In a daily practice I went to forest on a borrowed girl’s bike with a front basket (perfect for AV equipment and tripod) and wide, soft, lumpy seat. A strange thing happened there in the forest. I lost myself repeatedly in one particular spot, across the clearing, past the pile of gravel consisting of tiny bits of pottery, kitchen tiles, from other peoples lives. Questioning the existence of the self, pondering ‘world’ as human construct, as merely a word, I’d arrive at a fork in the trail and inevitably go a way other than the way I wanted, eventually ending up in a Bavarian suburb with no GPS or german words at my disposal. After wandering aimlessly, pushing down rising anxiety, I discovered my phone had a compass and used that and my vague sense of direction on this foreign landscape to get myself back to the forest. From there I knew I'd get home. Riding home on now familiar farm roads I decided to forgo that section of trail entirely as it ended up… not where I wanted to be. Lesson #1.

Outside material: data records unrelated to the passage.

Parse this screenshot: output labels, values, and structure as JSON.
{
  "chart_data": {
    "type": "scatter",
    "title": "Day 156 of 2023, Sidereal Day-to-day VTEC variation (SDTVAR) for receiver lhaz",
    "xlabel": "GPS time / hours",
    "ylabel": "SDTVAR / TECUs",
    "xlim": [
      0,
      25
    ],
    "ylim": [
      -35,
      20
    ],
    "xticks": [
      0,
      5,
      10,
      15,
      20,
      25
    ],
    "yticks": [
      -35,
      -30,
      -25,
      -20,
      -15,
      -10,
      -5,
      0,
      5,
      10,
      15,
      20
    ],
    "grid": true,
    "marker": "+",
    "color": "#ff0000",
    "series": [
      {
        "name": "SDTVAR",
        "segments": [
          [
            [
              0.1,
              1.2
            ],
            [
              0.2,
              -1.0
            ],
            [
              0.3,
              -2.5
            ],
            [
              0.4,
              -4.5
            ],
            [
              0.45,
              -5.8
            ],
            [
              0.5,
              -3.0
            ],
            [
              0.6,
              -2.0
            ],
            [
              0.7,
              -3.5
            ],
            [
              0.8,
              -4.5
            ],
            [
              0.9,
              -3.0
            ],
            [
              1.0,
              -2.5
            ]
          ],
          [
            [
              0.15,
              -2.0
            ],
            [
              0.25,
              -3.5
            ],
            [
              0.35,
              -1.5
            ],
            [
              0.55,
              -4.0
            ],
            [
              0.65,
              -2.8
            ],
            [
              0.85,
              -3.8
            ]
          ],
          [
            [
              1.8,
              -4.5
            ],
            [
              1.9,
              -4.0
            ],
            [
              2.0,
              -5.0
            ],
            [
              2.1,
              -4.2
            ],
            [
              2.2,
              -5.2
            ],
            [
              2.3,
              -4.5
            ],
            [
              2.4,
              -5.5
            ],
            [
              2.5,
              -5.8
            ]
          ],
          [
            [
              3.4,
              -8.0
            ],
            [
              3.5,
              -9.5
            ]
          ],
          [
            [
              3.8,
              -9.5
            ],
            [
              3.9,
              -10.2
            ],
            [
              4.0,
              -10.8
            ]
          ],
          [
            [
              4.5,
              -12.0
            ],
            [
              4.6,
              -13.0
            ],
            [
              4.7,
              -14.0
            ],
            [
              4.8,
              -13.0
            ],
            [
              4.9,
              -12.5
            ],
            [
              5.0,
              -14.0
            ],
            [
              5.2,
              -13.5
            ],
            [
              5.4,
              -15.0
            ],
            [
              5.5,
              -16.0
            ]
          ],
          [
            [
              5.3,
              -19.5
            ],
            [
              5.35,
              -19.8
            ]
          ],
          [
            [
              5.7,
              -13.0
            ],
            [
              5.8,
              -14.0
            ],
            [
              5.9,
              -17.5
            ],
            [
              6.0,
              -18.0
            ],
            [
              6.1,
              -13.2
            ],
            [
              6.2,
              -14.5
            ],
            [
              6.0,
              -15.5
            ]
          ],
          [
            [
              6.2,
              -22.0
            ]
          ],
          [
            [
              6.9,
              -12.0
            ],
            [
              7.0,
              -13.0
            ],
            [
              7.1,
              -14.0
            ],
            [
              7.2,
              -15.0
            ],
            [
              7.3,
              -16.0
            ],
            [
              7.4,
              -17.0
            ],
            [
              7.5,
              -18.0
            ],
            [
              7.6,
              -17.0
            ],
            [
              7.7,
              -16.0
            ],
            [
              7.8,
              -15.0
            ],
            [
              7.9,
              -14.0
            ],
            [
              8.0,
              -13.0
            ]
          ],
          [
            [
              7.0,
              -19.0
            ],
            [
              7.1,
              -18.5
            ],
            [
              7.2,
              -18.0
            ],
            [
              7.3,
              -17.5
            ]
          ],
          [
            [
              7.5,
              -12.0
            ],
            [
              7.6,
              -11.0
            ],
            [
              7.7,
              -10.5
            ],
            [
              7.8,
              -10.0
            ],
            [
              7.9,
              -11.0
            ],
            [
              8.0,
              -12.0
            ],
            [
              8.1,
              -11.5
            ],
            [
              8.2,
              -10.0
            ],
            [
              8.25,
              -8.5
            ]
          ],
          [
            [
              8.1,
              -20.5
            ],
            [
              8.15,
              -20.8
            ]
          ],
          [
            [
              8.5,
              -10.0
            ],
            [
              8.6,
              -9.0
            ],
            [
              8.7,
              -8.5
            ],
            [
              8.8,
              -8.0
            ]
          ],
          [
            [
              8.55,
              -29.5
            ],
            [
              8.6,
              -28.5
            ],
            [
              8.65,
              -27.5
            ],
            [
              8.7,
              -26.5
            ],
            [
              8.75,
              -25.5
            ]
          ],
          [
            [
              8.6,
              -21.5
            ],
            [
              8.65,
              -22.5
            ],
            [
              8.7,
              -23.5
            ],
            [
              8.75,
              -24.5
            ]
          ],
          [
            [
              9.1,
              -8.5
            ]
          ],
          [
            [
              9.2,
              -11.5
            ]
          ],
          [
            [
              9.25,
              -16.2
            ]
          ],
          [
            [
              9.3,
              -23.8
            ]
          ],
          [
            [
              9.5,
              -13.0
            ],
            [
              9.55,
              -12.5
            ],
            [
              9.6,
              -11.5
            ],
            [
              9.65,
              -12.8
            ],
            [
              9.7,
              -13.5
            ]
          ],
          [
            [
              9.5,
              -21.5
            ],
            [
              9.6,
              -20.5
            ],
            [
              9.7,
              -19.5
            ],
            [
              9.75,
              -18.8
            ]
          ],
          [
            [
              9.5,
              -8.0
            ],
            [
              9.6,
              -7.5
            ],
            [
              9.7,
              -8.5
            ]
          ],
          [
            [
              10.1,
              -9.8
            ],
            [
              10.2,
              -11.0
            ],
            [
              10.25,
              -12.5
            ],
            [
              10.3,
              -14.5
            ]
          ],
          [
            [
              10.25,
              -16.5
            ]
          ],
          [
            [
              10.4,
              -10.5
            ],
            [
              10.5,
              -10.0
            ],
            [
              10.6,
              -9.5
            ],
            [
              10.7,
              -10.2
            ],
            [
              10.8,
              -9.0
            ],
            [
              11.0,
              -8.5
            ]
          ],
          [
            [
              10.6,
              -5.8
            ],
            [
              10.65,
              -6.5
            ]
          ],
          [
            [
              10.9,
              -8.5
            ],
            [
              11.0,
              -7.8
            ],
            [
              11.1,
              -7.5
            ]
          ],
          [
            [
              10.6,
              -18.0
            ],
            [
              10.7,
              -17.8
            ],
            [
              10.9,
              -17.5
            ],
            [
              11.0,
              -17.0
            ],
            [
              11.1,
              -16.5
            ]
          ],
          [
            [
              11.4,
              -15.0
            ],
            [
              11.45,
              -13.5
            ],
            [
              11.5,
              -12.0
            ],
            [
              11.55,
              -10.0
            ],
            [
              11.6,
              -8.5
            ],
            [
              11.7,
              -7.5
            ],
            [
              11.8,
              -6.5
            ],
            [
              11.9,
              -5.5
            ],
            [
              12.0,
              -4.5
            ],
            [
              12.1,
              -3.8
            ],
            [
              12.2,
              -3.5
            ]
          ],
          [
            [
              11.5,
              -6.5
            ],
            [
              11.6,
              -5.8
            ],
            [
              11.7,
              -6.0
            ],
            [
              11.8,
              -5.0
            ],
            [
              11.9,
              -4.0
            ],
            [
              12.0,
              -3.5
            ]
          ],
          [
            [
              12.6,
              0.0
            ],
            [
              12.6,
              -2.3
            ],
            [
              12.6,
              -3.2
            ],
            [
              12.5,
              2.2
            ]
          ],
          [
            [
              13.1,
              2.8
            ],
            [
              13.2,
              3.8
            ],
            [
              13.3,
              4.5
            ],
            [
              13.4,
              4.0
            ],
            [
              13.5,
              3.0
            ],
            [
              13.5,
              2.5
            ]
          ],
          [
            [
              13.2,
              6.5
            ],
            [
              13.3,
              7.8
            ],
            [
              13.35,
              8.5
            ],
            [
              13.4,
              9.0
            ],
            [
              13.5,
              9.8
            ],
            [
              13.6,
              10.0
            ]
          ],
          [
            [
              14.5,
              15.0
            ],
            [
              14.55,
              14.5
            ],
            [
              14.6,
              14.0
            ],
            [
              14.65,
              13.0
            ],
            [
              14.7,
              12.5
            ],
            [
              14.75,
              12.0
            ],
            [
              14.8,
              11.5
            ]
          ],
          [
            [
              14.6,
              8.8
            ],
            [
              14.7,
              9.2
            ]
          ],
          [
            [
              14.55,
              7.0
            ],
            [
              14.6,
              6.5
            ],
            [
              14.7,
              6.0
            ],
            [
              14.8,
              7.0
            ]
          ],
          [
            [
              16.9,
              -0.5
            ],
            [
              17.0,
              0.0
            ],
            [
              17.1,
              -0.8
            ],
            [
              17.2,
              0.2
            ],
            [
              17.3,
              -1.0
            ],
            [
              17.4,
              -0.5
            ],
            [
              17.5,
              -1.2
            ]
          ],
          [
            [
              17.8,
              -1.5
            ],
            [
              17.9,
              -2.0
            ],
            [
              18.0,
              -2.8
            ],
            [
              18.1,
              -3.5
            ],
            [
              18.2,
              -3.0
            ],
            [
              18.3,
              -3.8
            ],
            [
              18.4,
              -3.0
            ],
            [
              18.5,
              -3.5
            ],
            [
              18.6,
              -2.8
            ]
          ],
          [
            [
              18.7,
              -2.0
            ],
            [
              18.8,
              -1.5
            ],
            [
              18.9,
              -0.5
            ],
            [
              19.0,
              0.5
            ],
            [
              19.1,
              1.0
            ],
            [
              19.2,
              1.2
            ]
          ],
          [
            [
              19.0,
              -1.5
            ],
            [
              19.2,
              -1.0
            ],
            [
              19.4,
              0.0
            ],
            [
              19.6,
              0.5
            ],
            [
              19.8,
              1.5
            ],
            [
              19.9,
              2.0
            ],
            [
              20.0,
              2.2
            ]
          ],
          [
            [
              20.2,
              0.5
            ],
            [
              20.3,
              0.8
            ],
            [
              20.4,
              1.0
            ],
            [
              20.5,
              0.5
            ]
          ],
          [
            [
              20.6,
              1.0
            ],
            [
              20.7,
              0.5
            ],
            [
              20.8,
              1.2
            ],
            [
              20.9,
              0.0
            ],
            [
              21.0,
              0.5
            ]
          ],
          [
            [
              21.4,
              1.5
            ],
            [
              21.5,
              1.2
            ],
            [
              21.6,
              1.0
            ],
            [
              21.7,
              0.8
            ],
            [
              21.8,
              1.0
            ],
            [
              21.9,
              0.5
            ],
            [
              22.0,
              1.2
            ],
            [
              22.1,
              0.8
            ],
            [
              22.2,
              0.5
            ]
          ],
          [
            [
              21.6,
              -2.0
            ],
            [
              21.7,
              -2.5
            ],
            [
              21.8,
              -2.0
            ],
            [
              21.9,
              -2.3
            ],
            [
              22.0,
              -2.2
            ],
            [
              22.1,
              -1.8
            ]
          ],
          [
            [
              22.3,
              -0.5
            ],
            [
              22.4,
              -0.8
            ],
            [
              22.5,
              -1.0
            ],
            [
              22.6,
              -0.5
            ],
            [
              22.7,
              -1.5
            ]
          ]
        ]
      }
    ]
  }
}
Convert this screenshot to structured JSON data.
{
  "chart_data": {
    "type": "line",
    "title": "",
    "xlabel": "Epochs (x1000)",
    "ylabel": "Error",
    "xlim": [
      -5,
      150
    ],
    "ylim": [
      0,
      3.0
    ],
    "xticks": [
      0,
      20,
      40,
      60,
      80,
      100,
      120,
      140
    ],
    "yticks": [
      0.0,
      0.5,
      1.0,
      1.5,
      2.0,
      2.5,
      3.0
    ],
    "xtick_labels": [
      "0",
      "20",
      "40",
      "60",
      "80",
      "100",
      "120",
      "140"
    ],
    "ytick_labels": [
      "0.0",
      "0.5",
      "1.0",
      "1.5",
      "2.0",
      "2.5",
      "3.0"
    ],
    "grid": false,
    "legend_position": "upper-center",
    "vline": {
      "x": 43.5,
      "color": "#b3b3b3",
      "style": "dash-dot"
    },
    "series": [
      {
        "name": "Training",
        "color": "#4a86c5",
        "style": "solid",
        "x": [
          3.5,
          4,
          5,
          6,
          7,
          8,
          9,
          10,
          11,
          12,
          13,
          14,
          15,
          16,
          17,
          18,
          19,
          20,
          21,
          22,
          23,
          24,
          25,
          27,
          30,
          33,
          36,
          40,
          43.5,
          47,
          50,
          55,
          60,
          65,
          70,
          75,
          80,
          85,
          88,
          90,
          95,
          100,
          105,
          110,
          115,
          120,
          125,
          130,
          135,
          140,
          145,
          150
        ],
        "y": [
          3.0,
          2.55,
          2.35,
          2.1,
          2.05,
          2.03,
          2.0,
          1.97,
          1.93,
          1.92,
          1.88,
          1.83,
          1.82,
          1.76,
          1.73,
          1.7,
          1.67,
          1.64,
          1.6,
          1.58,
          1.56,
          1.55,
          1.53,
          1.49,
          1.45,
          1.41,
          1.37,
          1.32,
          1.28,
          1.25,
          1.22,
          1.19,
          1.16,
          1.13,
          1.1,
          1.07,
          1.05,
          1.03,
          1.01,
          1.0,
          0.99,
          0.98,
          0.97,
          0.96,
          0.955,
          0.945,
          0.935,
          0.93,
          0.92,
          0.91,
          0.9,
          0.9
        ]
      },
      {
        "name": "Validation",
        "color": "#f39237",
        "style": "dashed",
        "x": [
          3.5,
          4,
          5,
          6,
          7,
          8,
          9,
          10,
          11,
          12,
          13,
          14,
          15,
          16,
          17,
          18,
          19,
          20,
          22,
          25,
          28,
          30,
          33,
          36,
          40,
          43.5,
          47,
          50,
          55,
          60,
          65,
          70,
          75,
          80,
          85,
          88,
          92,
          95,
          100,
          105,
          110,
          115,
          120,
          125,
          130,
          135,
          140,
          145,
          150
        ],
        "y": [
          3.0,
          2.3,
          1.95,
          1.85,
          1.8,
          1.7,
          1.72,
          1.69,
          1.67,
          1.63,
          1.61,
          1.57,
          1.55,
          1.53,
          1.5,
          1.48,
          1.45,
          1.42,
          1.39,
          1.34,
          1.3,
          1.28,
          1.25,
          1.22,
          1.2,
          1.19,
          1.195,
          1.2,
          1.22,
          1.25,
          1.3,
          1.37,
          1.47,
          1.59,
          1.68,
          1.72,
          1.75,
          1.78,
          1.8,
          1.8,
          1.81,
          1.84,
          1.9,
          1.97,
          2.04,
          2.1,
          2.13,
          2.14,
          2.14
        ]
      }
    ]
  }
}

“I need to set some boundaries…If there are no edges, how do I know where I am?”
“Everyday I go into the forest…. I try to stay on familiar trails, but when I think of you I get turned around and I don’t know where I am anymore…..I forget”. Lessons from the Forest Part 1.
Gradually I found my bearings, camaraderie among the other artists in residence and kind folks in the forest and in and town. Usually they would speak english for my benefit but somedays I would sit and listen and glean meaning from vocal tone, eye contact and body language. Some of my best conversations took place beyond language: a nod, a smile, a crinkling eyes or a slight tilt of the head, we met eachother.
One early afternoon the script for all four parts of Lessons from the Forest poured out of me. I’d almost given up. I was on my way to the beer garden when something made me turn around, return to the studio, to my computer Alex, and write. It all came out in one sitting, over two years ago and now as I write this it is almost finished. At the time I didn’t know the full meaning of the work and it’s been unfolding ever since. So I’ve been taking my time. Savoring the connections and the realization that despite my marital status, or my procreative choices, in looking to nature for lessons on survival and resilience I’ve learned that I am part of an ever expanding, poly-lingual, multi-species community, and I am not alone.